The Guardian • Issue #2013

Vale Max Hunt

1923 – 2021

For nearly four decades, Max Hunt worked quietly and with utter dedication and reliability for the Communist Party of Australia, including wrapping and posting copies of The Guardian – The Workers’ Weekly every week. That’s the way most comrades in Sydney remember him. However, his involvement with the CPA goes back eighty years – an amazing testament to his commitment to the working class and the Party.

As an eighteen-year-old, Max joined the Royal Australian Air Force in 1941 and the next year joined an RAAF Party branch. He participated in a successful campaign against a RAAF officer’s policy of punishing Max’s entire unit for the misdemeanours of individuals.

Max helped organise a victory march in Cairns in 1945. After the war, he participated in a federal election campaign for CPA candidates and did organising work for the Party. He took part in the Chifley government’s short, intense but unsuccessful campaign to nationalise Australia’s banks before working in heavy industry factories and finally joining the Postmaster General’s Department in 1947. True to form, he maintained his political work. He helped form a credit union and welfare committee for postal workers and was elected to the state executive of the Postal Workers Union and the NSW Trades and Labour Council.

Max believed in good communications between workers. CPA journalist Craig Ryan commented: “For Max, friendliness [was] both a strong personal inclination and a political imperative.” Max himself observed: “As a communist, it is absolutely necessary to be tolerant, sincere and comradely. I tried to be friendly to all who wanted to talk.” Max believed that even “groupers”, members of the rabidly anti-communist “industrial groups” who were active at the height of the Cold War, could be brought to a better position by personal influence, and that workers with opposing points of view “would work together in a friendly way on the job and in bodies like the Welfare Committee”.
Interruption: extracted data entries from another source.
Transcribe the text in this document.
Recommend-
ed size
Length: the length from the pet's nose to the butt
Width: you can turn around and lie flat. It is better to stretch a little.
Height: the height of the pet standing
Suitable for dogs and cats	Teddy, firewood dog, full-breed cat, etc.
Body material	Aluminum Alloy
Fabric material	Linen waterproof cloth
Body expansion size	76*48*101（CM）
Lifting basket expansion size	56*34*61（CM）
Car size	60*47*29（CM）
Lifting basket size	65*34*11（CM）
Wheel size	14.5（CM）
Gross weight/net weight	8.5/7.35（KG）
When Max retired from paid employment in 1980, he commenced working for the Socialist Party of Australia (now CPA), and he was still active in Party work until approximately ten years ago. Max always maintained an intense interest in Party activities, and when comrades came to visit, he would always ask them about the Party.

Caring for veteran comrades is important Party work, and until he died last year, a group of Max’s comrades and friends would visit him and talk with him about the Party. Connie Villano, one of Max’s comrades, has written her impressions of those visits as follows:

“Maria and I started visiting Max when we were told that a well-respected comrade was living in a nursing home south of Wollongong. We started visiting him over the years, and we would catch the train to the nursing home where he lived. Initially, we didn’t know him very well but over time that changed. A special rapport and friendship developed between Max and us. It was beautiful. Every time he would welcome us with open arms. We were always made to feel welcome. We all loved the social contact, and we all thrived on it. Every visit was filled with great conversation.

“Max had a lifelong interest in politics and in the Communist Party. In his younger days, he used to travel around the state, selling the Party paper and talking about politics to people in the country towns. His interest in politics never waned. Even in his later years in the nursing home, he was keen to know who the current president of the Party was and things such as when the next Party Congress was on. He liked to receive the Guardian at the nursing home. On our visits to see Max, Donna McLaren’s name came up frequently in conversations. Max had a great friendship with Donna and always spoke highly of her. We felt he had the utmost respect and admiration for comrade Donna.

“On one visit, Max showed us a small souvenir of the Kremlin, the Soviet version of Parliament House. He travelled in the Soviet Union and told us that going there was one of the best things he had ever done. Having served in the Australian Air Force during World War II, he liked old aeroplanes from the War, and he had pictures of historic aircraft in his room. He enjoyed talking about old aeroplanes to others who were interested in the history of aviation. Our friendship with Max enriched our lives, and it was a great honour knowing him.”

The CPA and CPA NSW State Committee were saddened to hear of his passing. The Party extends its condolences to Max’s family.